Wareham came to Pittsburgh several times so that he and Harrison could sift through a number of the short films. On occasion they had to select among several Screen Tests of the same subject, such as clean-cut and bad-boy versions of Lou Reed (they went with bad-boy Lou). In the end, they chose 12 Factory regulars and rounded out the pantheon with Dennis Hopper’s familiar face.
Dean & Britta spent a year and a half scoring the film through a process of trial and error. Though they had created music for films such as The Squid and the Whale, this project was more demanding because music played continuously throughout about an hour of footage. “We had to figure out the mood of each of these films without a director saying, ‘I like this,’” recalls Wareham. “You try a lot of things and you put it up against the picture. The picture tells you if you are making it too slow or overdoing it. The picture is in charge. The music is subservient.”
Eight songs have lyrics, while purely instrumental compositions color the darker footage of Freddy Herko, Richard Rheem, Billy Name, Dennis Hopper, and Ann Buchanan.

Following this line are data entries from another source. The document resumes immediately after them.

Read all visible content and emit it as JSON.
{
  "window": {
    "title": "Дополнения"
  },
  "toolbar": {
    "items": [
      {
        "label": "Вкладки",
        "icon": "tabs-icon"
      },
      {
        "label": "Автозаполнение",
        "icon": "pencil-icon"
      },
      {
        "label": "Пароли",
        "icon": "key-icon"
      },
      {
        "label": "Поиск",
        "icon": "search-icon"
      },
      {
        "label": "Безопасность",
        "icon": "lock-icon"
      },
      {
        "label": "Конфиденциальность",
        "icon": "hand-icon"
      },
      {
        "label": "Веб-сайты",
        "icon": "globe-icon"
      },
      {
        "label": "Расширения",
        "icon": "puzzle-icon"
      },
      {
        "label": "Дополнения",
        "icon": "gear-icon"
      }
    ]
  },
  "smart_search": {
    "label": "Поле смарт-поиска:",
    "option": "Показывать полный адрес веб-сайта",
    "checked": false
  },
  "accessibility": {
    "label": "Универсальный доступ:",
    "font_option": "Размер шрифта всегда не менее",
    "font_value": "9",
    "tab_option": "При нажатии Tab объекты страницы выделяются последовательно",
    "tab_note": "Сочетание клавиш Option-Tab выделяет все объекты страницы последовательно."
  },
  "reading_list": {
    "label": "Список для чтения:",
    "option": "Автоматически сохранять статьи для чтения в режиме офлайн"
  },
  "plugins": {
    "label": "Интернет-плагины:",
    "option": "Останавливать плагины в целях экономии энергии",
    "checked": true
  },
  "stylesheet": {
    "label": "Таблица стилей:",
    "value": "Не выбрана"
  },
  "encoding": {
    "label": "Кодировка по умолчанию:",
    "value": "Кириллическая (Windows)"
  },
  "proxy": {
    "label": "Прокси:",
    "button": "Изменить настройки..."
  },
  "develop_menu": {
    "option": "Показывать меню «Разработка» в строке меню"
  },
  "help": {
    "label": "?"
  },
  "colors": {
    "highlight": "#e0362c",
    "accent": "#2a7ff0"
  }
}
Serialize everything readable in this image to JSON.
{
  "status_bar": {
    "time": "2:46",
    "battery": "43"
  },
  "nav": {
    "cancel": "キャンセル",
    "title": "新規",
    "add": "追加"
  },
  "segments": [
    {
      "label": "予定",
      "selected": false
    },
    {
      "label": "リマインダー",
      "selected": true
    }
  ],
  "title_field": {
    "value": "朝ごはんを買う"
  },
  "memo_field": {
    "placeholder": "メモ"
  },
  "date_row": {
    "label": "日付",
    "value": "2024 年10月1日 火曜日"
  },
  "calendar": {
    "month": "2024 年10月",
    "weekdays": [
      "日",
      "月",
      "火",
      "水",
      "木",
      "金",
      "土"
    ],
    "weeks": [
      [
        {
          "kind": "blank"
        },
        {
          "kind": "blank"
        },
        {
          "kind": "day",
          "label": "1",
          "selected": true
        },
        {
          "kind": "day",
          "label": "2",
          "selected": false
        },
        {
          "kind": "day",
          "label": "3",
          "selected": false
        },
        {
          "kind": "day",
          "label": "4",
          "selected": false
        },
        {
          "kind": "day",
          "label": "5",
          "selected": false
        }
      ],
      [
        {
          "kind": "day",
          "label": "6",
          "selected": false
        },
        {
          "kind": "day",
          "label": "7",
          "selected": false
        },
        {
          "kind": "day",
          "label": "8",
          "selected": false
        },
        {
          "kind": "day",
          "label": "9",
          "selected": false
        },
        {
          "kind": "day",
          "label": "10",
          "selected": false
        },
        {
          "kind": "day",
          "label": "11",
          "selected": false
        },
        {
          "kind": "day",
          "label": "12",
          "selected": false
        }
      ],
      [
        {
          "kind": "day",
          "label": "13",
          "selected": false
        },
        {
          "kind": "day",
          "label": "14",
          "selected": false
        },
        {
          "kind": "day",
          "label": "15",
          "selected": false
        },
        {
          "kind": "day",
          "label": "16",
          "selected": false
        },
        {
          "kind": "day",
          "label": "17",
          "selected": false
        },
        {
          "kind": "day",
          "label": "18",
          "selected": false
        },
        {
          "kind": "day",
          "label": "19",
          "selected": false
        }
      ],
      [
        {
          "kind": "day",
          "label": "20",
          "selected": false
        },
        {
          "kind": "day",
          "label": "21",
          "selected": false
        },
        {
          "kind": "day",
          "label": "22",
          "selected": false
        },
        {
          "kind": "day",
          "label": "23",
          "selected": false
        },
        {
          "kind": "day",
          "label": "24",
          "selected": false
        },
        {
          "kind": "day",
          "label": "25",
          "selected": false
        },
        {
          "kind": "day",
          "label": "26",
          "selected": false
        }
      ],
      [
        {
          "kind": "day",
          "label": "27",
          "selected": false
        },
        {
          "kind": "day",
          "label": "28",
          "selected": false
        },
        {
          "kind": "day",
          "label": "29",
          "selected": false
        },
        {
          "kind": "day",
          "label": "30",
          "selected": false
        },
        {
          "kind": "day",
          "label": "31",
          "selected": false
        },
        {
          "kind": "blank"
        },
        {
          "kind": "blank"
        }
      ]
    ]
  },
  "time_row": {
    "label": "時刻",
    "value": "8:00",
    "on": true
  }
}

Tears stream down Buchanan’s unblinking eyes in a portrait Warhol calls “something wonderfully marvelous.” Wareham’s partial to these instrumental songs.
Harrison also wanted to make sure the films were as important as the music and not a backdrop, as Warhol himself had used them in The Exploding Plastic Inevitable, his first multimedia show in 1966 featuring ear-splitting music, dancers, strobe lights, and a barrage of visuals. And he wanted to control how the films were presented in the various venues around the globe. The museum didn’t want to just send DVDs of the Screen Tests around the world and hope for the best. “That would have been a disaster,” Harrison says.
From the start, Clear Story Creative, a Pittsburgh theater production company, helped develop the project. As the show travels, Clear Story’s Rob Long, Scott Nelson, and Doug McDermott take turns accompanying Dean & Britta to set up lighting and visual equipment, ensuring the quality of the screenings.
Wareham says he’s received a few “How dare you?” e-mails from purists accusing him of tampering with the silent films. But overall, the response to 13 Most Beautiful has been overwhelmingly positive, although he admits that, early on, he and Phillips felt the shadow of Warhol hanging over the production.
“We did think about Warhol,” Wareham says. “It was a little intimidating. There is no knowing what he would think. We had to please ourselves.”
Harrison wondered, too. Warhol seemed equally at home at the Metropolitan Opera and Max’s Kansas City. So it was ironically appropriate, he notes, that these films—shot 46 years earlier in Warhol’s notorious mid-town Factory—would be presented at Lincoln Center’s pristine Allen Room, with Lou Reed in attendance, and a twinkling snow-covered Central Park as the backdrop.
“It was a decidedly uptown experience,” he says.